Emil Agyekum hat den über 40 Jahre alten deutschen Rekord über 400 Meter Hürden geknackt. Der 27-jährige Berliner lief beim Diamond League-Meeting in London die überragende Zeit von 47,45 Sekunden und unterbot damit die Bestmarke von Leichtathletik-Ikone Harald Schmid. Bei den Europameisterschaften vom 10. bis 16. August in Birmingham ist Agyekum ein klarer Medaillenkandidat.

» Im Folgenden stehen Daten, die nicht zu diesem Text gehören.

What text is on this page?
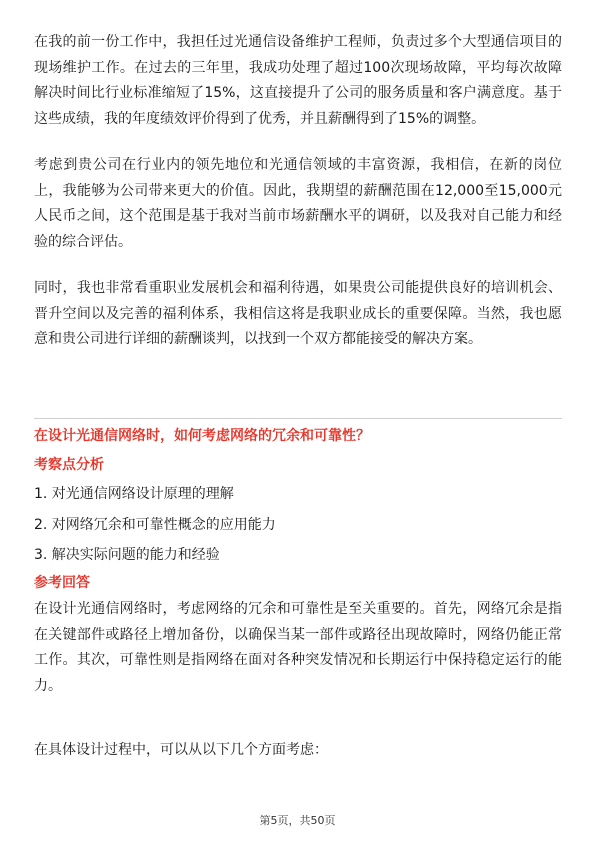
在我的前一份工作中，我担任过光通信设备维护工程师，负责过多个大型通信项目的现场维护工作。在过去的三年里，我成功处理了超过100次现场故障，平均每次故障解决时间比行业标准缩短了15%，这直接提升了公司的服务质量和客户满意度。基于这些成绩，我的年度绩效评价得到了优秀，并且薪酬得到了15%的调整。

考虑到贵公司在行业内的领先地位和光通信领域的丰富资源，我相信，在新的岗位上，我能够为公司带来更大的价值。因此，我期望的薪酬范围在12,000至15,000元人民币之间，这个范围是基于我对当前市场薪酬水平的调研，以及我对自己能力和经验的综合评估。

同时，我也非常看重职业发展机会和福利待遇，如果贵公司能提供良好的培训机会、晋升空间以及完善的福利体系，我相信这将是我职业成长的重要保障。当然，我也愿意和贵公司进行详细的薪酬谈判，以找到一个双方都能接受的解决方案。

在设计光通信网络时，如何考虑网络的冗余和可靠性？

考察点分析

1. 对光通信网络设计原理的理解
2. 对网络冗余和可靠性概念的应用能力
3. 解决实际问题的能力和经验

参考回答

在设计光通信网络时，考虑网络的冗余和可靠性是至关重要的。首先，网络冗余是指在关键部件或路径上增加备份，以确保当某一部件或路径出现故障时，网络仍能正常工作。其次，可靠性则是指网络在面对各种突发情况和长期运行中保持稳定运行的能力。

在具体设计过程中，可以从以下几个方面考虑：

第5页，共50页
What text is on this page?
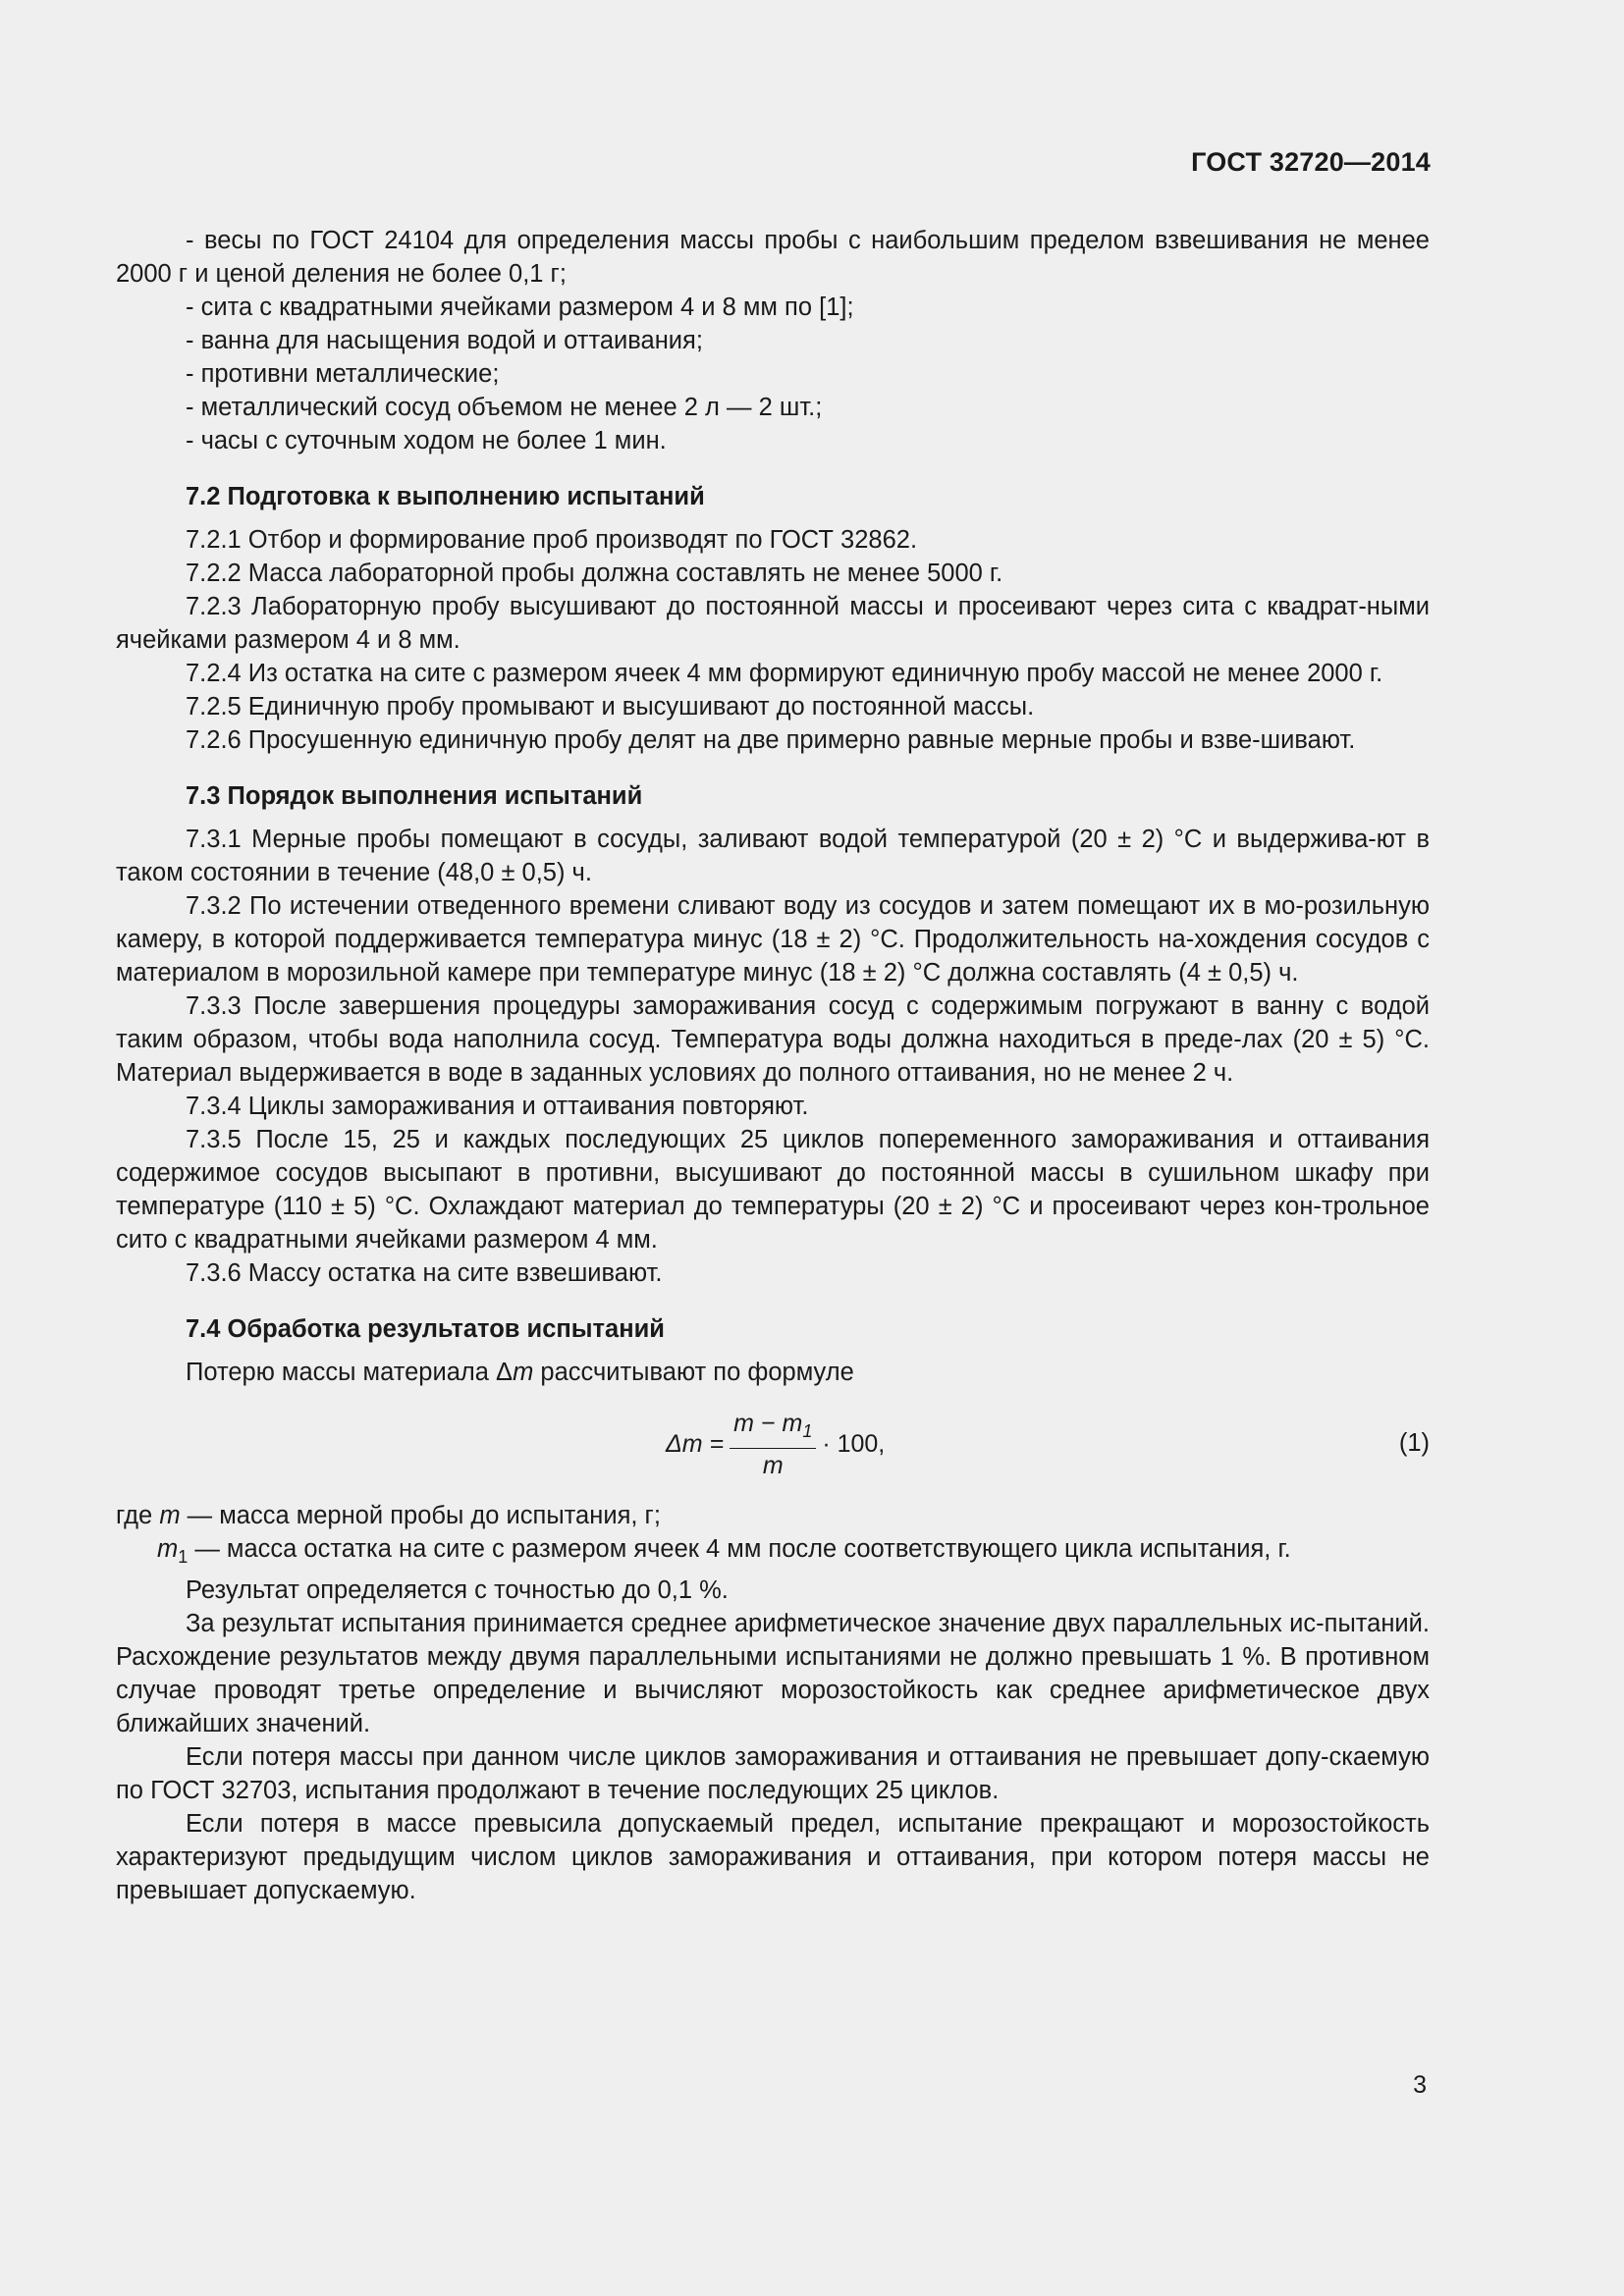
ГОСТ 32720—2014

- весы по ГОСТ 24104 для определения массы пробы с наибольшим пределом взвешивания не менее 2000 г и ценой деления не более 0,1 г;

- сита с квадратными ячейками размером 4 и 8 мм по [1];

- ванна для насыщения водой и оттаивания;

- противни металлические;

- металлический сосуд объемом не менее 2 л — 2 шт.;

- часы с суточным ходом не более 1 мин.

7.2 Подготовка к выполнению испытаний

7.2.1 Отбор и формирование проб производят по ГОСТ 32862.

7.2.2 Масса лабораторной пробы должна составлять не менее 5000 г.

7.2.3 Лабораторную пробу высушивают до постоянной массы и просеивают через сита с квадрат-ными ячейками размером 4 и 8 мм.

7.2.4 Из остатка на сите с размером ячеек 4 мм формируют единичную пробу массой не менее 2000 г.

7.2.5 Единичную пробу промывают и высушивают до постоянной массы.

7.2.6 Просушенную единичную пробу делят на две примерно равные мерные пробы и взве-шивают.

7.3 Порядок выполнения испытаний

7.3.1 Мерные пробы помещают в сосуды, заливают водой температурой (20 ± 2) °С и выдержива-ют в таком состоянии в течение (48,0 ± 0,5) ч.

7.3.2 По истечении отведенного времени сливают воду из сосудов и затем помещают их в мо-розильную камеру, в которой поддерживается температура минус (18 ± 2) °С. Продолжительность на-хождения сосудов с материалом в морозильной камере при температуре минус (18 ± 2) °С должна составлять (4 ± 0,5) ч.

7.3.3 После завершения процедуры замораживания сосуд с содержимым погружают в ванну с водой таким образом, чтобы вода наполнила сосуд. Температура воды должна находиться в преде-лах (20 ± 5) °С. Материал выдерживается в воде в заданных условиях до полного оттаивания, но не менее 2 ч.

7.3.4 Циклы замораживания и оттаивания повторяют.

7.3.5 После 15, 25 и каждых последующих 25 циклов попеременного замораживания и оттаивания содержимое сосудов высыпают в противни, высушивают до постоянной массы в сушильном шкафу при температуре (110 ± 5) °С. Охлаждают материал до температуры (20 ± 2) °С и просеивают через кон-трольное сито с квадратными ячейками размером 4 мм.

7.3.6 Массу остатка на сите взвешивают.

7.4 Обработка результатов испытаний

Потерю массы материала Δm рассчитывают по формуле

$\Delta m = \frac{m - m_1}{m} \cdot 100$,	(1)

где m — масса мерной пробы до испытания, г;

$m_1$ — масса остатка на сите с размером ячеек 4 мм после соответствующего цикла испытания, г.

Результат определяется с точностью до 0,1 %.

За результат испытания принимается среднее арифметическое значение двух параллельных ис-пытаний. Расхождение результатов между двумя параллельными испытаниями не должно превышать 1 %. В противном случае проводят третье определение и вычисляют морозостойкость как среднее арифметическое двух ближайших значений.

Если потеря массы при данном числе циклов замораживания и оттаивания не превышает допу-скаемую по ГОСТ 32703, испытания продолжают в течение последующих 25 циклов.

Если потеря в массе превысила допускаемый предел, испытание прекращают и морозостойкость характеризуют предыдущим числом циклов замораживания и оттаивания, при котором потеря массы не превышает допускаемую.

3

Rekordlauf in London: 47,45 Sekunden
Im Olympiastadion von London wurde Agyekum hinter dem norwegischen Weltrekordler Karsten Warholm Zweiter. „Ich denke, das war einfach dieses Stadion und die Konkurrenz. Das pusht einfach extrem. Mit der Weltspitze in einem Lauf zu sein und dann in einem so riesigen Stadion, das ist krass“, sagte er über seinen Lauf. Die alte deutsche Bestmarke von Harald Schmid stand seit dem 8. September 1982 bei 47,48 Sekunden. Schmid war damals in Athen gelaufen und hatte diese Zeit bei den Weltmeisterschaften 1987 in Rom egalisiert. Agyekum ist nun der erste deutsche Läufer, der die 48-Sekunden-Marke fünfmal unterboten hat.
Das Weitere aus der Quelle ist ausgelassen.